Can non-federated code hosting replace GitHub?

Last update:

Tags: web, programming, self-hosted

You guessed my answer right: I believe federation is the only hope for decentralizing developer collaboration. To back up this claim, I examine contribution patterns in a project that was moved from a self-hosted MediaWiki to GitHub—the repository with VyOS documentation. The key finding is that most contributor accounts are older than the repository, so ability to use an existing account for contributing was likely crucial for their decision to contribute.

VyOS is a free (as in freedom) Linux-based OS for enterprise and telecom routers. Since its users are enterprises, managed service providers, and networking geeks, it’s already quite niche. It still has quite a lot of users despite being niche, but most aren’t developers: there are very few people who are network admins and programmers at the same time, so even hiring in that field is hard, and community contributors to the code are precious.

When your project is niche and the developer/user ratio is low, you need all network effect you can get to even hope to start getting contributions. However, this applies to most projects. Most projects in the world, my personal projects included, don’t have and will probably never have a dedicated contributor community, and occasional contributions1 is best they can expect.

Many ecosystems still reside completely within GitHub. Some use it as a de facto standard place to store package sources and contribute to the repository, like OPAM or nixpkgs. Others, like Elm packages seem to have a much harder lock-in.

For any individual user and project being in a place where all potential contributors can easily start contributing is a huge benefit. I doubt anyone really thinks it’s good to have the entire free and open-source software ecosystem locked into a single service operated by a commercial company—the main concern is if they will have any contributor activity if they move away from the current de facto standard code hosting platform—Microsoft GitHub.

For the VyOS documentation we already know that answer. The source code of VyOS has always been on GitHub since the project inception in late 2013, but the documentation originally was in a MediaWiki installation. There are lots of good things about MediaWiki and it has lots of very under-appreciated features: categories, templates, even semantic extensions. When the project started getting more popular, we also started having spam problems so we had to implement progressively stricter anti-spam measures, but originally we even had anonymous editing allowed.

Still, even in its days of unrestricted anonymous editing, almost no one but the maintainers ever edited it. I dubbed it a “free encyclopedia no one bothers to edit”. Even as we introduced anti-spam measures, we offered everyone exemption from those measures if they asked. That didn’t help: it still had zero contribution activity, while the source code was getting a slow but steady stream of pull requests.

In September 2018 we finally made a decision to migrate the wiki content to Sphinx hosted on ReadTheDocs and its source stored on GitHub.
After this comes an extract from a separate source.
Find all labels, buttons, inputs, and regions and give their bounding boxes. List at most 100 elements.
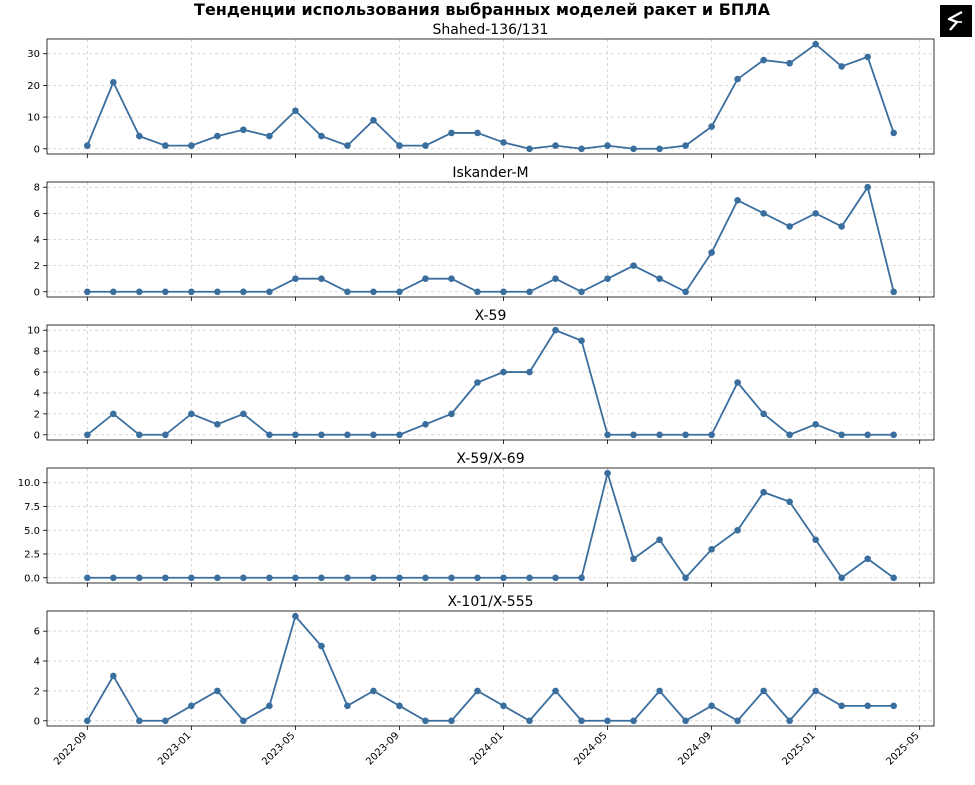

That was the turning point in its history: it’s got over a hundred contributors in these three years—an order of magnitude more than the wiki had between October 2013 and its end of life.

There are some patterns in the contributor activity:

  • Most people who contributed to the docs never contributed to the code.
  • Most contributions are small: typo fixes and single-paragraph rewrites, or command examples.
  • Most accounts are old.

The last point is the one I want to discuss. When we made the migration and saw the contributor activity go up, I started wondering: have we incited people to register on GitHub? Have we dragged them into the platform that is a prime example of corporate centralization of the Internet and the FOSS ecosystem?

And the answer is: no, we didn’t. I’ve thrown together a quick and dirty script to fetch the following information about contributors to that repository: login name, number of contributions, and the year when their accounts were registered.

I’ve been mostly interested in the last one, and here’s the chart.

As you can see, around a half of the accounts were registered before the VyOS project itself started in 2013. Only a small number of people registered after that specific repository was created. Of course, some people who contributed to the docs are established contributors to the code, but there aren’t many of them.

My only interpretation of this data is that for most people, especially for casual contributors, being able to contribute using their already existing account is the most important factor in their decision to contribute. They will not register single-purpose accounts for just one project on an independent code hosting platform.

I’m holding my breath for the federation support in Gitea. I’m certain that until people can contribute to repositories on multiple instances without registering there, nothing is going to change. But when choosing an independent service like Codeberg or a self-hosted platform no longer requires people to make an account they can’t use for anything else, then centralization may finally start to erode, and I hope it will.

1Let’s avoid the derogatory “drive-by contribution” term.